The table above presents a whole menu of options for people to decide how they want to make citizenship and democracy more participatory, equitable, and meaningful. Most of these ideas are compatible with one another rather than in conflict, but they do represent different choices and priorities for us to consider. What all these innovations have in common is that they amplify, inform, and support the voices of citizens in governance.

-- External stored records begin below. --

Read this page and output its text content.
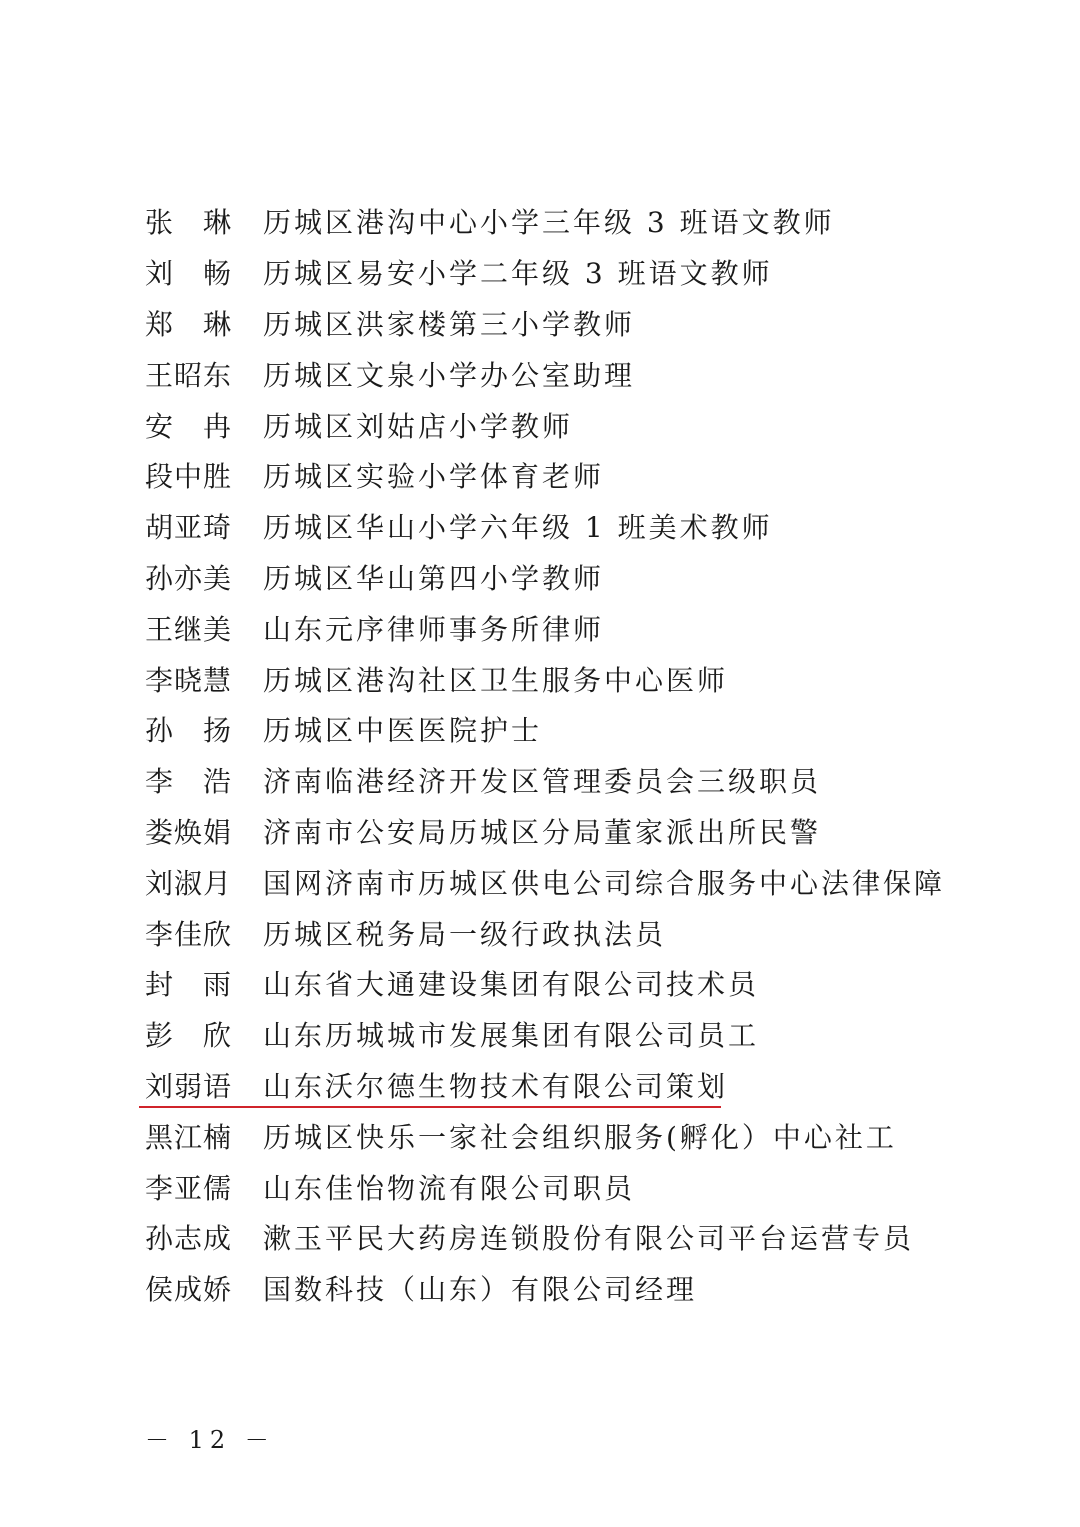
张　琳 历城区港沟中心小学三年级 3 班语文教师
刘　畅 历城区易安小学二年级 3 班语文教师
郑　琳 历城区洪家楼第三小学教师
王昭东 历城区文泉小学办公室助理
安　冉 历城区刘姑店小学教师
段中胜 历城区实验小学体育老师
胡亚琦 历城区华山小学六年级 1 班美术教师
孙亦美 历城区华山第四小学教师
王继美 山东元序律师事务所律师
李晓慧 历城区港沟社区卫生服务中心医师
孙　扬 历城区中医医院护士
李　浩 济南临港经济开发区管理委员会三级职员
娄焕娟 济南市公安局历城区分局董家派出所民警
刘淑月 国网济南市历城区供电公司综合服务中心法律保障
李佳欣 历城区税务局一级行政执法员
封　雨 山东省大通建设集团有限公司技术员
彭　欣 山东历城城市发展集团有限公司员工
刘弱语 山东沃尔德生物技术有限公司策划
黑江楠 历城区快乐一家社会组织服务(孵化）中心社工
李亚儒 山东佳怡物流有限公司职员
孙志成 漱玉平民大药房连锁股份有限公司平台运营专员
侯成娇 国数科技（山东）有限公司经理
－ 12 －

Waves of innovation in democracy have carried citizens, communities, and institutions to our current position: a point where we can make some significant decisions about how we want to govern our communities and country. We should face them now, before the next wave of technological changes – powered by the increasing sophistication and influence of Artificial Intelligence – makes our political reality even more complicated and hard to control. Events like the National Conference on Citizenship and the All-America City Awards can help us celebrate, connect, and learn about both the waves of innovation and the choices we now face.